Le sempiternel dossier du financement climatique

La COP27 en Égypte a permis d’avancer sur la question du financement climatique avec à la clé la création du fonds pour les pertes et dommages climatiques pour les pays du sud dont la plupart sont africains. Le rendez-vous de Sharm-el-Sheikh s’était donc refermé avec pour engagement d’élaborer les détails de ce mécanisme financier aux Émirats arabes unis. Concrètement, les 197 parties de la Convention-cadre des Nations unies sur les changements climatiques (CCNUCC) devront impérativement s’accorder sur le montant de la nouvelle cagnotte, qui le financera et à hauteur de combien. Une équation difficile quand on sait que même le choix de la Banque mondiale pour l’abriter provisoirement a été fortement contesté par les pays du Sud global. D’ailleurs, l’institution basée à Washington D.C n’est toujours pas parvenu à se réformer  pour répondre équitablement aux défis d’un nouvel ordre économique mondial.

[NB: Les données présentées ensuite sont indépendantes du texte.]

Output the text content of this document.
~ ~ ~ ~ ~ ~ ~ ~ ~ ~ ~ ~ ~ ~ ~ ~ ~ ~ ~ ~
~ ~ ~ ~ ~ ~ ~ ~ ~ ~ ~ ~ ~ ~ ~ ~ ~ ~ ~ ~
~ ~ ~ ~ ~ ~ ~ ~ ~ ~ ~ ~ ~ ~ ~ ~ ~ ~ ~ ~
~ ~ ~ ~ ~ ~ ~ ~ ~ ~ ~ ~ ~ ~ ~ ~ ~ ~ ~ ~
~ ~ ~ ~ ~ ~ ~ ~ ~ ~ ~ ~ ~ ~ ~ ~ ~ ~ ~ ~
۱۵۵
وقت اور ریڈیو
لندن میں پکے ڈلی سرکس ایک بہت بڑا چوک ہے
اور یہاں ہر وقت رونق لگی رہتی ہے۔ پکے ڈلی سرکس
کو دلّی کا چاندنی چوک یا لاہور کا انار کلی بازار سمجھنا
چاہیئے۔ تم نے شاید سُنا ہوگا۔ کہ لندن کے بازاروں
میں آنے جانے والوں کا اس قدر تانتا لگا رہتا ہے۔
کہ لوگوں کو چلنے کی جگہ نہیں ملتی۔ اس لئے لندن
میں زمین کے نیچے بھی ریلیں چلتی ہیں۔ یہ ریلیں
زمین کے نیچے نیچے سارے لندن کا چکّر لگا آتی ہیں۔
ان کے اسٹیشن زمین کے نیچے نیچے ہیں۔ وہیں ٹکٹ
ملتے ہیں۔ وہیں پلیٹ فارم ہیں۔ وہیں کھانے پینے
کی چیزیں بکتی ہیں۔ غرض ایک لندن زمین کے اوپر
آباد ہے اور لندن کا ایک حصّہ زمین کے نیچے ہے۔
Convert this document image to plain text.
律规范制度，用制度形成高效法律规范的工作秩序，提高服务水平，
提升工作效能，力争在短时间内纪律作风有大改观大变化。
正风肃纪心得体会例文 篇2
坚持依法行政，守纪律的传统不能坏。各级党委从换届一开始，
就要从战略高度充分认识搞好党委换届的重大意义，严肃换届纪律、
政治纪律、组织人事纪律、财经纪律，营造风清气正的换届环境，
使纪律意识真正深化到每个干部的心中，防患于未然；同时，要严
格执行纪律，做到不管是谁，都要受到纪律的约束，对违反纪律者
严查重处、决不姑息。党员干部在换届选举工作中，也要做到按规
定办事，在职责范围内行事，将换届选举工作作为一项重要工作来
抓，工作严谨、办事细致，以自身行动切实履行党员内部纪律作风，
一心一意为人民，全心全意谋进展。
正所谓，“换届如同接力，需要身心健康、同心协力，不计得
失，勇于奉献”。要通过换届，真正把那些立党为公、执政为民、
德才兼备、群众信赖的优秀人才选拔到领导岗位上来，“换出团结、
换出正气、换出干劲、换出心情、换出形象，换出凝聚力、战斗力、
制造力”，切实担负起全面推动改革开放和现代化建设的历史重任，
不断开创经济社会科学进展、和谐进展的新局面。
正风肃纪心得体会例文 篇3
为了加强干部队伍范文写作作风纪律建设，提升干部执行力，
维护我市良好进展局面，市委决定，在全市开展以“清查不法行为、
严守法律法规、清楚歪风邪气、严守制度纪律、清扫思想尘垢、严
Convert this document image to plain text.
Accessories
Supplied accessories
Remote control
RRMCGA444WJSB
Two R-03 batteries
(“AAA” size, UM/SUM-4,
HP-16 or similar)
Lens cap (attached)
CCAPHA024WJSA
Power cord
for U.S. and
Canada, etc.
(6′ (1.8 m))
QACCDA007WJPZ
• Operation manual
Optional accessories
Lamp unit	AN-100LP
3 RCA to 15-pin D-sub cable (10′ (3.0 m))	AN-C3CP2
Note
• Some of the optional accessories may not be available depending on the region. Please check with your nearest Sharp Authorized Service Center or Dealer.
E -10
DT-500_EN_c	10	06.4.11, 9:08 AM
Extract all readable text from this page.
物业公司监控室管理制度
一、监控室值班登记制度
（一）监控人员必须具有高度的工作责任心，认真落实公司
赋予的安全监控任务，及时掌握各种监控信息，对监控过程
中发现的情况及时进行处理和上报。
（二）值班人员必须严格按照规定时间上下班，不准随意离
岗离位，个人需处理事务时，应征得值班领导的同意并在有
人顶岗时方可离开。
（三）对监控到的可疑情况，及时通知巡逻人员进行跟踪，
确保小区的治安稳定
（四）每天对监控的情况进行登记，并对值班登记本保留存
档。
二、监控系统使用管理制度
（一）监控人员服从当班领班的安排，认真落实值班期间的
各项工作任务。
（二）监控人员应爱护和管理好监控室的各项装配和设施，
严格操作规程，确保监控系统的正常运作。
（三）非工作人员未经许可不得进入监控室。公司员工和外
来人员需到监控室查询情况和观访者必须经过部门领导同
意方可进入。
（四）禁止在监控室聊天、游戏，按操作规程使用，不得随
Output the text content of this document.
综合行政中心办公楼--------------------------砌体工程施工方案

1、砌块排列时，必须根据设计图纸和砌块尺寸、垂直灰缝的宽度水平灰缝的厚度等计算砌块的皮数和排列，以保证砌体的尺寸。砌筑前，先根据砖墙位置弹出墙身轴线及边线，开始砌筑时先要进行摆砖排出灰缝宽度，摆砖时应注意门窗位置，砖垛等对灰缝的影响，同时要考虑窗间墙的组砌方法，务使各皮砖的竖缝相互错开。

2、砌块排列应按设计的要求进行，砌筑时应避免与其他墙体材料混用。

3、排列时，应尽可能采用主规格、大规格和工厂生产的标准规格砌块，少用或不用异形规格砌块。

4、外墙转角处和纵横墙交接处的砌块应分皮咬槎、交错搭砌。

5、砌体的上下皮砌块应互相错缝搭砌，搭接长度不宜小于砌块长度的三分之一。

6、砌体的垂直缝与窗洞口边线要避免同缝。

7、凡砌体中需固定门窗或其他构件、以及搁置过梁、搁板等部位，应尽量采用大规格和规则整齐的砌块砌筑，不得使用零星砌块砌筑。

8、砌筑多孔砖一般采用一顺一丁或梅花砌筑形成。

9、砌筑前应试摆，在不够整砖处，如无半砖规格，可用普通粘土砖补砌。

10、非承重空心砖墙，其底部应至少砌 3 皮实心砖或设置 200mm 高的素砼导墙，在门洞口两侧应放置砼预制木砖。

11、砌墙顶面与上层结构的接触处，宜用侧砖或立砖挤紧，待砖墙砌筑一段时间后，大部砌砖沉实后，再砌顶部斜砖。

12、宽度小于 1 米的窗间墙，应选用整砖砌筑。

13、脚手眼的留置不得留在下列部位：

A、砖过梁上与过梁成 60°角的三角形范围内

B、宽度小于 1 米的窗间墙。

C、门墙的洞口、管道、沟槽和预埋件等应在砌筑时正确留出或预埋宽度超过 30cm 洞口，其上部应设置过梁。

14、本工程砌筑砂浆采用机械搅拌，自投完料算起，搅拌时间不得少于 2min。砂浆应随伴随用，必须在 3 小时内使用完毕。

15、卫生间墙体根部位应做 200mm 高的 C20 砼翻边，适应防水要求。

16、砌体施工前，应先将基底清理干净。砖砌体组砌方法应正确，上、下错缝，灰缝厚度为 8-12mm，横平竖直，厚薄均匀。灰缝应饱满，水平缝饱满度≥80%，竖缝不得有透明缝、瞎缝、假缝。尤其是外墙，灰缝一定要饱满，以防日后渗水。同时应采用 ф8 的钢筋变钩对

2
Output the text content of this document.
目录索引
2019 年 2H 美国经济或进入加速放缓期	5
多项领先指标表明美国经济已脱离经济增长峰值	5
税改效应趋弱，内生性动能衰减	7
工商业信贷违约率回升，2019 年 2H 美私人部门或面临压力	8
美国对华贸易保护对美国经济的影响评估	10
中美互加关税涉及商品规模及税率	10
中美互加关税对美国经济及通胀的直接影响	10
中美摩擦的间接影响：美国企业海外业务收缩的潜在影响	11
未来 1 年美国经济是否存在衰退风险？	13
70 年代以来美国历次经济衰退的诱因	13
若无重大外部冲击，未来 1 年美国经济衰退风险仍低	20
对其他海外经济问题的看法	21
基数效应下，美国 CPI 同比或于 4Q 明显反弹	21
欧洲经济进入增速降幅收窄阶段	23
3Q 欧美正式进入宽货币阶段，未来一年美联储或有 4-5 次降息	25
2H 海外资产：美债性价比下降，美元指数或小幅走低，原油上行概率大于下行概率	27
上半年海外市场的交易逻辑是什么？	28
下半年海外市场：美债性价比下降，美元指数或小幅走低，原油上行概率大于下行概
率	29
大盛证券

Il y a aussi des revendications qui ne sont pas des moindres et suscitent un vif intérêt. C’est le cas de la France pour qui il n’est pas question que la Chine et les pays du Golfe (Arabie Saoudite et Qatar, entre autres) échappent au nouveau fonds en raison de leurs empreintes carbone élevées. Mais tout cela ne saurait être exploré sans que l’entente de Copenhague ne resurgisse à Dubaï. En effet, le débat sur la finance climatique mondial part de la COP15 que le Danemark a accueillie en 2009. Les États s’étaient engagés à mobiliser 100 milliards de dollars par an pour « aider les pays en développement à réduire graduellement leurs émissions de gaz à effet de serre» d’ici à 2030.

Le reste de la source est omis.